Furthermore, these Criteria aim to encourage and support the development of digital research tools and software of high quality according to a set of best practices. Despite the objective differences in terms of governance model, resources and aims, between industry and academia and between commercial and public sectors, if we accept that tool development and usage is part of the scholarly research ecosystem, we must also propose, debate and integrate relevant procedures for quality assessment.
Finally, by these Criteria we want to provide a first list of the currently available computational tools for digital scholarly editing and to assist the process of choosing the suitable digital tool during a digital scholarly editing project.
0.2.1. General and specific criteria. A number of general criteria are applicable to most tools or similar resources. All the relevant criteria must be addressed in the review in their entirety. On the other hand, there are specific and detail-oriented criteria, which can be applied only to certain kinds of tools. It falls to the reviewer to identify them.
0.2.2. Parameters. Tools should be reviewed on a case-by-case basis considering their individual features: goals set by the creators, financial resources, the run-time of the project and other available resources. It might be appraised positively when a tool is very rich in scope and functionalities. But it must also be recognized when only narrower, self-defined aims are met. Where the defined goals are not fulfilled, the stage of development should be taken into account. Publication and review are often valid only momentarily in an ongoing, open process of scholarly engagement, which should not be mistaken for the final, completed state of a tool. Therefore, the reviewer must examine whether the tool has, at the point of its review, reached sufficient maturity and consistency to be a worthwhile resource for research. The review of a tool should also serve as a professional comment in the development and a suggestion for improvement. See also section [1.3. Stage of development].

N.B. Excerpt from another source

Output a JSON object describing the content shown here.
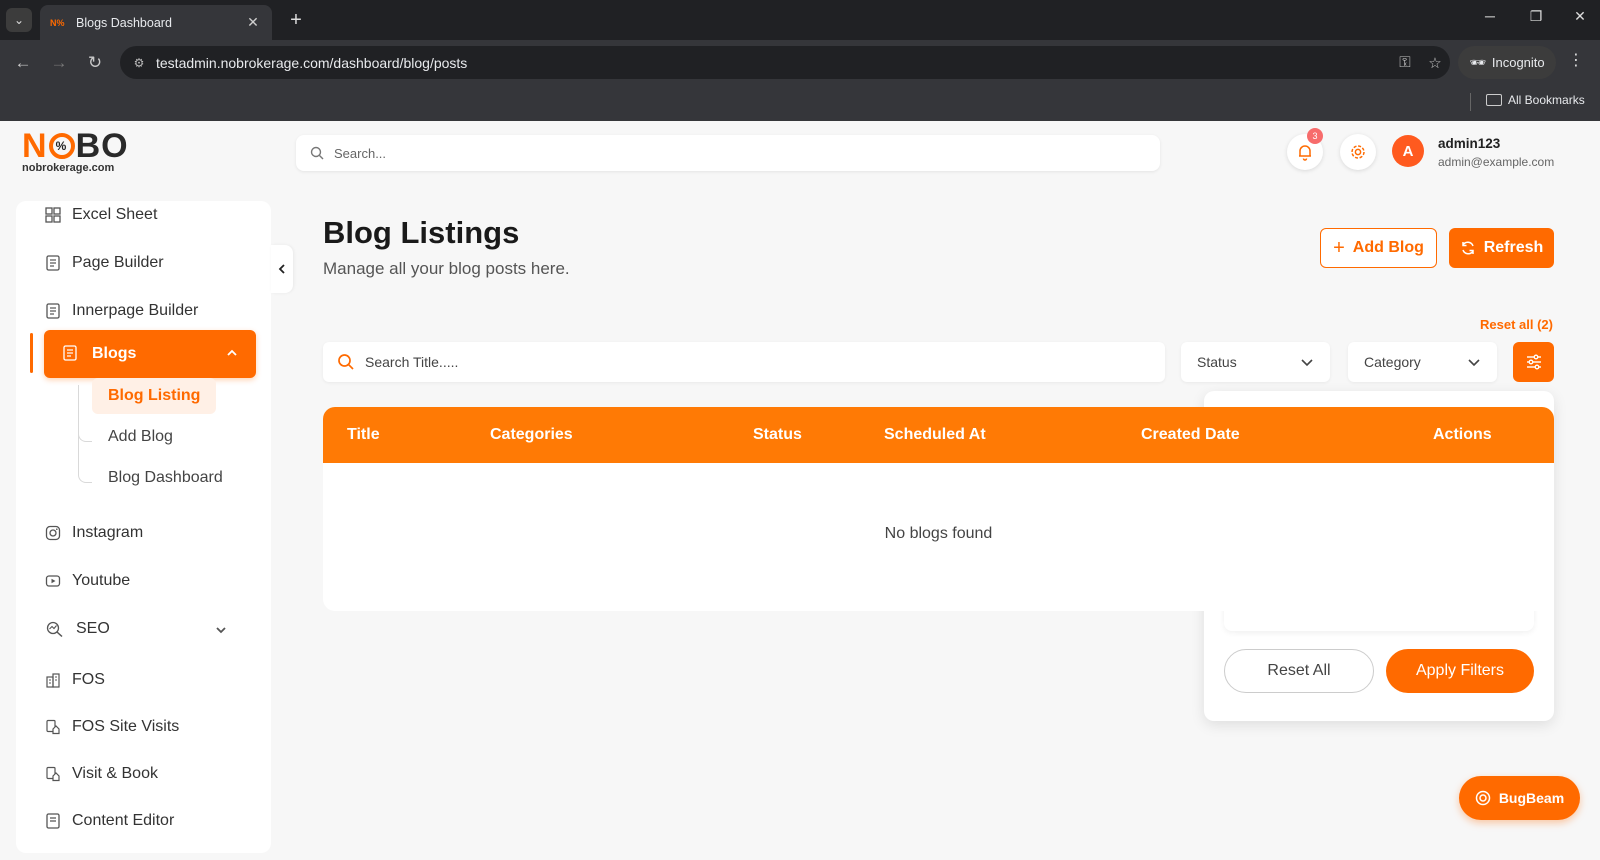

0.2.3. Qualification of the reviewer. Reviewing tools for digital scholarly editing requires a double qualification, because the reviewer has to be able to evaluate the technical aspects of a tool and its usefulness as a research instrument in the context of a specific discipline or a community of practice. Reviews of tools may only focus on one of these sides, which must be stated explicitly. Ideally, a complementary opinion by experts from fields of study in which the reviewer has less expertise should be added to the text. See also section [1.1. The reviewer].
0.2.4. Requirements. Reviewers are expected to have a good knowledge of the tool and to have used it in a systematic way with an appropriate use case.
1. Opening the review
1.1. The reviewer. If relevant to the review, provide your academic background, prior experience, and research interests. This can be done in an extensive footnote. The reviewer should specify if s/he knows the tool as a user, a user-developer, or a developer (Jackson et al. 2011). A user is a person who downloads, installs, configures and uses the tool under review but does not necessarily write any code to use in conjunction with it. The user-developer is a user who writes code that extends but does not alter the core functionality of the tool under review. A developer is a user who writes code that changes the tool under review, e.g. fixes bugs, makes the software more efficient, or extends its functionality.
1.2. Identification of the reviewed tool. The identification of the tool should be as specific as possible (Smith et al. 2016). It should include a unique identifier (see below), an active access link, the full tool’s name and any available acronyms, the author(s), the version number, the revision number, the release date, the storage location or repository. If some metadata are not available, alternatives may be provided: the download date can substitute the version number and release date; the contact name/email is an alternative to the location/repository. A unique identifier refers to unique, persistent, and machine-actionable identifiers such as a DOI, ARK, or (P)URL.
1.3. Stage of development. A tool can be ready for production, in alpha or beta phase. Obsolete or legacy tools are not intended to be reviewed although they might be of historical value for the development of the field.
1.4. Identification of the reviewing platform. The environment in which the tool is executed must be specified. This may be an operating system, a web-browser, another application, or a virtual machine.
1.5. General introduction. This section serves as a first presentation of the tool: all aspects touched upon will be detailed in the following sections of the review. The scope of the tool should be briefly described, including what the tool does, which task it fulfils and what desiderata it addresses. It should also be specified if the tool has been developed for general purposes or for a particular project. A further distinction can be made between end-user tools (for production) and experimental tools (proof-of-concept).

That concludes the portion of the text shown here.